The planned response to domestic abuse offences is multi-dimensional.
There will be double-crewed DA (Domestic Abuse) cars that will be used solely for responding rapidly to DA-related incidents.
Suspects who were arrested for DA assault during the UEFA Football tournament last year have been written to. The letter includes a reminder that there will be zero tolerance of further offending, an explanation of the Perpetrator Custody Programme, which is in operation in all of Cheshire’s custody suites, and an offer of support if they need help with their behaviour.
The Perpetrator Custody Programme means that a support worker from the charity My CWA (formerly Cheshire Without Abuse) is on duty at each of the custody suites ready to engage with DA offenders about offender programmes and coping mechanisms.

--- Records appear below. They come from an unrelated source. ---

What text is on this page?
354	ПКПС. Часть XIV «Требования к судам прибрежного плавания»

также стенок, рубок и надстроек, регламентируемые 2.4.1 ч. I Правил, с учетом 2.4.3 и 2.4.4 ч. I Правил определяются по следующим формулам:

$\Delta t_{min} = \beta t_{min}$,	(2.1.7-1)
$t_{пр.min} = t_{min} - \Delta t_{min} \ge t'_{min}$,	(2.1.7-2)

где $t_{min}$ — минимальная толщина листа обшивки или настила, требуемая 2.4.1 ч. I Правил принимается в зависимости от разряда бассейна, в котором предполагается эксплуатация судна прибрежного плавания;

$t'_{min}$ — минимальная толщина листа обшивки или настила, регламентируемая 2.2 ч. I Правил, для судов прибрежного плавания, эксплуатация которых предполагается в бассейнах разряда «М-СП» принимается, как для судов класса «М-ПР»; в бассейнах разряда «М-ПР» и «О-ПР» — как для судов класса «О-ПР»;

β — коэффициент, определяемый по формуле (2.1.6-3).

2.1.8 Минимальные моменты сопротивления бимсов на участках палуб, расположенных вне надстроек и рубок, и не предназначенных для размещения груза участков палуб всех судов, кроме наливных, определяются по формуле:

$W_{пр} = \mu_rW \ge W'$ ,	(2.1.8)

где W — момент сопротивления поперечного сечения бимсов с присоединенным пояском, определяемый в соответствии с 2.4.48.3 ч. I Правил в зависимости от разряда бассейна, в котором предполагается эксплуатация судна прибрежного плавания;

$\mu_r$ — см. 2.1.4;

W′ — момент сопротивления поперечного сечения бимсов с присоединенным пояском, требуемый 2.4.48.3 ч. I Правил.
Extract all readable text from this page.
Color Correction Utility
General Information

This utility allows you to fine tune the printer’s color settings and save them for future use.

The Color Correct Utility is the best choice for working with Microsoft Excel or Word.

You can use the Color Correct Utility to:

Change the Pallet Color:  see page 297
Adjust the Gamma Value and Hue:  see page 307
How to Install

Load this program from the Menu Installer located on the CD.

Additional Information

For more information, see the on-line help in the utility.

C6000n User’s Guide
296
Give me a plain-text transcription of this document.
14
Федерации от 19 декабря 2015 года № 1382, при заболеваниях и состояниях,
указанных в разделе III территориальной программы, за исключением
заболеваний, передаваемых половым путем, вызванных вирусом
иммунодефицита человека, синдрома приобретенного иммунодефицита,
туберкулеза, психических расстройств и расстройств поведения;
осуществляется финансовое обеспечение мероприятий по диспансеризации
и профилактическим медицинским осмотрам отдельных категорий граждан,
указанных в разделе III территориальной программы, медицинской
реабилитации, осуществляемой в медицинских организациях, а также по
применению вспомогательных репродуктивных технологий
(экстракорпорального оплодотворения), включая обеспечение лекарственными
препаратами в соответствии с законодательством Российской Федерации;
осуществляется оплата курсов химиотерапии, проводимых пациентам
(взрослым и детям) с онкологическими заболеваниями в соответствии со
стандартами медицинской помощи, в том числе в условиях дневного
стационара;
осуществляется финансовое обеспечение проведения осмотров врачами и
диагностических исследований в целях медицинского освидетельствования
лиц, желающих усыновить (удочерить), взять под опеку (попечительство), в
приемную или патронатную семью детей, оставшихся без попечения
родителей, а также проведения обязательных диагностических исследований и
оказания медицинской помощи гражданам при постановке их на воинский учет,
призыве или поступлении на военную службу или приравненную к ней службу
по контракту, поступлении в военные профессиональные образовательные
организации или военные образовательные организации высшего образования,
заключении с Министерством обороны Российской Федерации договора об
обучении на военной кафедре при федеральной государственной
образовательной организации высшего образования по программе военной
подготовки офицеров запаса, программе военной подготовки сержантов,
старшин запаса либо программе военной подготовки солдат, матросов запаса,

The community-based support programme does not replace the criminal process and outcomes, but it does provide those who have offended with the opportunity to change and avoid future harmful actions, resulting in a break in the cycle of abuse.
Police and Crime Commissioner for Cheshire, John Dwyer said:
“Sadly we know all too well that an increase in domestic abuse offences can coincide with major football tournaments, so I’m pleased to see the Constabulary taking robust action to prevent and tackle it as we approach the World Cup.
“Securing funding for new safety vehicles and the Perpetrator Custody programme has been a key part of my commitment to tackling domestic abuse at its root cause and supporting victims where it happens.
“I urge anyone experiencing domestic abuse at any time of the year to report this to the police, so you can get the support you deserve and offenders can be dealt with appropriately.”
Superintendent Claire Jesson said:
“Football brings people together in their desire to see their team succeed. But sadly, what’s often unseen and away from the pitch, is the increase of domestic abuse offences that are reported during football tournaments.
“Cheshire’s police officers are only too familiar with how football can bring out the best in people but also the worst.
“While we recognise that not all offenders are male and not all victims are female, statistically domestic abuse remains a predominantly male on female offence.
“And all too often we see male passions for football turn to aggression towards the women and girls in their lives.
“As a police force, we focus on domestic abuse all year round but football tournaments like the World Cup are always a time to amplify that focus and double down on offenders.
“These are the times when we see a tangible spike and we are ready to act.”